William Marth
Analyst · Cowen & Company
Sure, Ken. Appreciate the question. A couple things – you have to really think about the enormity of this business, right? When you have in a single quarter the loss of (inaudible) Cozaar, the loss of exclusivity, right? It costs you $161 million. Just the change in Lotrel alone with incoming competitors – 38 million; Protonix – 48 million; Eloxatin – 63 million; Pramipexole, which is Mirapex – 64 million; and Yaz, which is Gianvi – 97 million. That’s $471 million in a single quarter (inaudible). Not only that, the delta in (inaudible) from quarter to quarter was about $159 million from Q1 to Q2. So those are just huge variations. Now we’ve had launches of Triamcinolone, Clonidine patch, Ancidine (phon), Diazepam gel – some of those launches, but they were relatively small. So as we move forward, we know we’ve got some good launches. We laid those out for you – olanzapine and a whole bunch of other products that we think are very interesting moving forward.
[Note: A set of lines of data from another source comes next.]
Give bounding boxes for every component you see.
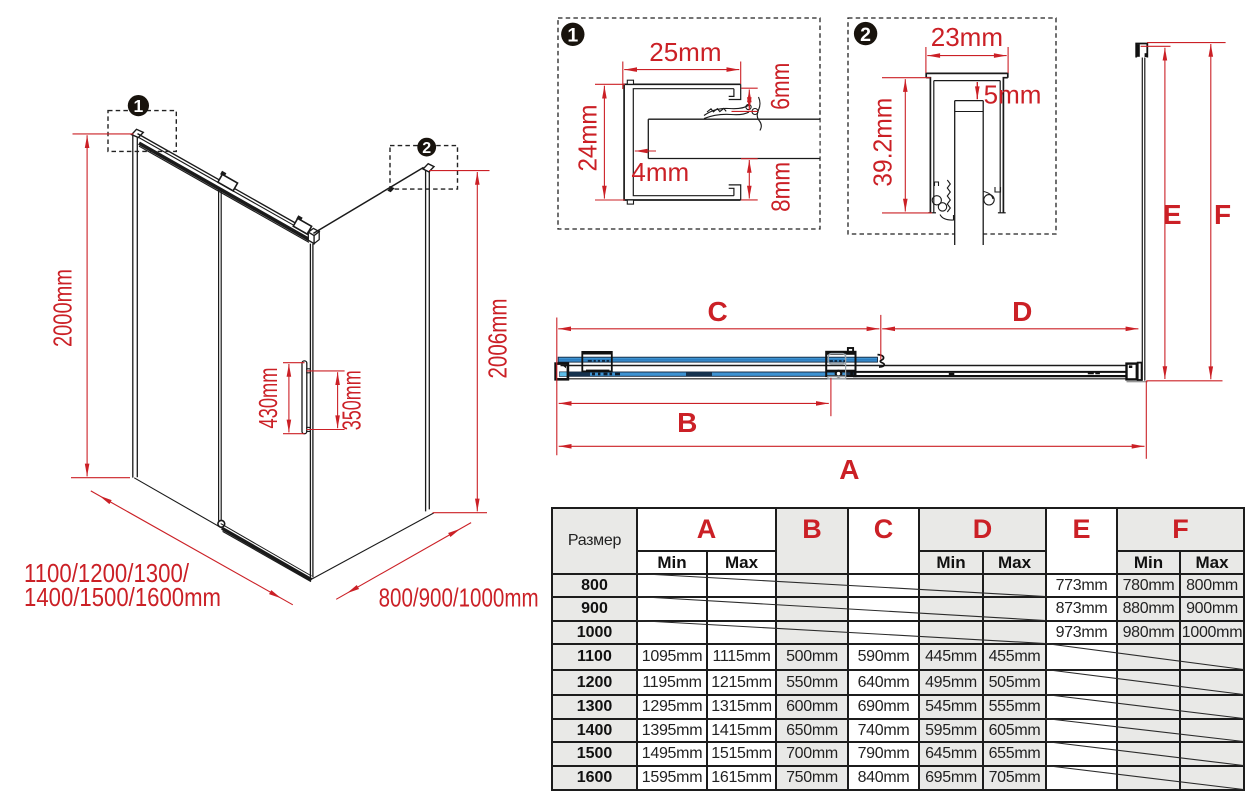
svg-text:39.2mm: 39.2mm: [868, 98, 898, 187]
svg-text:430mm: 430mm: [253, 368, 283, 429]
svg-text:B: B: [677, 407, 697, 438]
svg-text:C: C: [707, 296, 727, 327]
svg-text:2006mm: 2006mm: [483, 299, 513, 379]
svg-text:D: D: [1012, 296, 1032, 327]
svg-text:23mm: 23mm: [931, 22, 1003, 52]
svg-text:E: E: [1163, 199, 1182, 230]
svg-text:2000mm: 2000mm: [48, 269, 78, 347]
svg-text:25mm: 25mm: [649, 37, 721, 67]
svg-text:350mm: 350mm: [337, 370, 367, 430]
svg-text:24mm: 24mm: [573, 105, 603, 172]
svg-text:1400/1500/1600mm: 1400/1500/1600mm: [24, 582, 221, 612]
svg-text:2: 2: [860, 24, 871, 46]
svg-text:800/900/1000mm: 800/900/1000mm: [379, 583, 539, 613]
svg-text:2: 2: [422, 140, 431, 157]
svg-text:A: A: [839, 454, 859, 485]
svg-text:6mm: 6mm: [765, 63, 795, 110]
svg-text:5mm: 5mm: [984, 80, 1042, 110]
svg-text:8mm: 8mm: [766, 162, 796, 212]
svg-text:F: F: [1214, 199, 1231, 230]
svg-text:1: 1: [567, 25, 578, 47]
svg-text:1: 1: [134, 96, 144, 116]
svg-text:4mm: 4mm: [631, 157, 689, 187]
So yeah, the launches get better as we move forward, and the one thing I would mention about ’12 that I don’t think people are thinking about – there are a lot of launches in ’12, and we’re excited about ’12. But there is not a tremendous amount of exclusivity in ’12. There’s a lot of NCEs, so you have to think about the competition that’s going to be there. But yeah, and you couple that with Jerusalem, which was an issue; Irvine, which was an issue that we’ve spoke to, and those are all improving. Jerusalem, we’re over. We feel great about it. Approvals are coming again. Irvine – it’s coming back slowly. It’s incremental, because you’ve got to bring some new products back. We believe another seven products will come back into commercial in the next couple of months. So again – gradual improvement there. So yeah, I’m excited about this business, but it is gradual improvement. It is the largest generic business on earth. People can’t forget that. And it’s going to go up and down with exclusivity, but it is still one big business. We have a ton of files out there. There’s a huge number - 185 files, 77 of them are first-to-files, and just the first-to-files alone are about 54 billion.